Just when you're think you're pretty cool and mature, along comes something that puts your cool in the crapper.
I was helping Marty lay some (really a whole bunch) of weed block. As I was tucking the fabric underneath a hosta, something bit me on the forearm. Ouch! (It still hurts and it's red and swollen). OK, fine, I got bitten by something gross. (Hate bugs.) about ten minutes later there was this loud buzzing about my head. I could see it (sort of) out of the corner of my eye. It looked like a B52 bomber and it was not going to leave me alone. Marty's hollering at me to stand still then run, then stand still. I'm confused and scared and this big buzzer is in my HAIR and in my glasses, which got jettisoned. All the time I am screaming at the top of my lungs.
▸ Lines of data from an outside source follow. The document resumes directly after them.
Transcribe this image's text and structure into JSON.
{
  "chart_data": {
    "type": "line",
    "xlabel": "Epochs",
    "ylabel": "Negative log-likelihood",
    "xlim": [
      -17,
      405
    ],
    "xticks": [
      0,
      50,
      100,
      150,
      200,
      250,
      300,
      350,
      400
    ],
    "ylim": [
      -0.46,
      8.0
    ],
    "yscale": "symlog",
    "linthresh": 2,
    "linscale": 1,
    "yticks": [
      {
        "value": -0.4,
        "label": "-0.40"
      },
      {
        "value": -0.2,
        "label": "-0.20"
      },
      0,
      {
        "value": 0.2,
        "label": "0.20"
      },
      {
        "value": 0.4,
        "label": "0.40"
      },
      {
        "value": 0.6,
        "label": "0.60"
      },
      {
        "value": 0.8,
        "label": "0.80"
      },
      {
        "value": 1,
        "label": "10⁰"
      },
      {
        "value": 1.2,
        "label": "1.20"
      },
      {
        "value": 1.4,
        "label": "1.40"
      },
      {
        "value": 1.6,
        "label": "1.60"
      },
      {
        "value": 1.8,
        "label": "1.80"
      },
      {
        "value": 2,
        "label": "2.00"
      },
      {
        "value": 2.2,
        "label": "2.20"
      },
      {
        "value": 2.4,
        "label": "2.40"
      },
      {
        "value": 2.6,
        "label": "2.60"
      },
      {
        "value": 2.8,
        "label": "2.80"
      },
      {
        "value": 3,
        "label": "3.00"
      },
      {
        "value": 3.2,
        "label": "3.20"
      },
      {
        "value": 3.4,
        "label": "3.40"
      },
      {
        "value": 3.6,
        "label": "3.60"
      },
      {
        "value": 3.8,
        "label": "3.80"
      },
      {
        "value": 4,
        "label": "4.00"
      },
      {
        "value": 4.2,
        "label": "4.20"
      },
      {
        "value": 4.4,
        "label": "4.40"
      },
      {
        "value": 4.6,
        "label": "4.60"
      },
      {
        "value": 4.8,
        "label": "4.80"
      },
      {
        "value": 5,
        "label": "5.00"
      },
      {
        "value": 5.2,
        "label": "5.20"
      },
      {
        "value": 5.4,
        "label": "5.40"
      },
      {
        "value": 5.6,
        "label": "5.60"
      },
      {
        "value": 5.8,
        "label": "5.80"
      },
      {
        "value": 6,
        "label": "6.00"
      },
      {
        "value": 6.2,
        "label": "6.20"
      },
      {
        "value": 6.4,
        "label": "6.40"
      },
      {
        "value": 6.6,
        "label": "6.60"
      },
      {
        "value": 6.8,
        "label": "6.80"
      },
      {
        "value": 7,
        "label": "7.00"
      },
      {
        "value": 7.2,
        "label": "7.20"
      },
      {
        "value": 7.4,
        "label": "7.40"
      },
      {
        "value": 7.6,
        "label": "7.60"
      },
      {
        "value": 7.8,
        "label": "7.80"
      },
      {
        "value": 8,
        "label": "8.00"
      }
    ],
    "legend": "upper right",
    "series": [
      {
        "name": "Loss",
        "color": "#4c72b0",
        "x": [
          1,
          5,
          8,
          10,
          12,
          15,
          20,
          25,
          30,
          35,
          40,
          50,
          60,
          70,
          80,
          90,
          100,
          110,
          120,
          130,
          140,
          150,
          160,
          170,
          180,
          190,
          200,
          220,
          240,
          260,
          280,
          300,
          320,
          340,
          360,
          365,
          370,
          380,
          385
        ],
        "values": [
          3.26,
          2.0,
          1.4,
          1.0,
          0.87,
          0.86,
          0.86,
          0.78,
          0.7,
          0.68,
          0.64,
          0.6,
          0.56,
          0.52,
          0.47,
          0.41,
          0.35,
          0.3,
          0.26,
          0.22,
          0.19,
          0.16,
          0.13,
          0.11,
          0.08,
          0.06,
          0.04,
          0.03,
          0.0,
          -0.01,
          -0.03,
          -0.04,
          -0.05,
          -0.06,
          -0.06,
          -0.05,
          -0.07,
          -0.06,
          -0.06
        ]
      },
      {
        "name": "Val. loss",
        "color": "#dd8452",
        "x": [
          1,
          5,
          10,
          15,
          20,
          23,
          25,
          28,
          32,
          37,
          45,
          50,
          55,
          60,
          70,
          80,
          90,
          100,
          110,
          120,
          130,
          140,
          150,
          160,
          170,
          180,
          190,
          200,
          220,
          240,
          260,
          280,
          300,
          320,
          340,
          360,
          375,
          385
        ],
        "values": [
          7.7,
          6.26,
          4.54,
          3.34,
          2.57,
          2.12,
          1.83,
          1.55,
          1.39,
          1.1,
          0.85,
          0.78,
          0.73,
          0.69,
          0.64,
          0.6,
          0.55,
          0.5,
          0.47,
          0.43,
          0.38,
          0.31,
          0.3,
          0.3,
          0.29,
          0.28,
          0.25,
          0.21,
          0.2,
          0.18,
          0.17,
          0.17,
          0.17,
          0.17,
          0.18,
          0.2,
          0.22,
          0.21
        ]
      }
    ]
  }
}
Marty is yelling at me to calm down and go in the house. "It'll go IN there with me; are you crazy?" I'm screaming like a demented banshee and doing my best St. Vitus Dance intermingled with being frozen in terror.
Needless to say, he finally got my panicked rear end in the house. It was NOT my finest hour by any stretch of the imagination.
I suppose the upside is it's given the neighbors something to talk about because you could probably hear my well-trained vocal chords on Lake Erie. Nice to know in a real pinch, I got the lung power!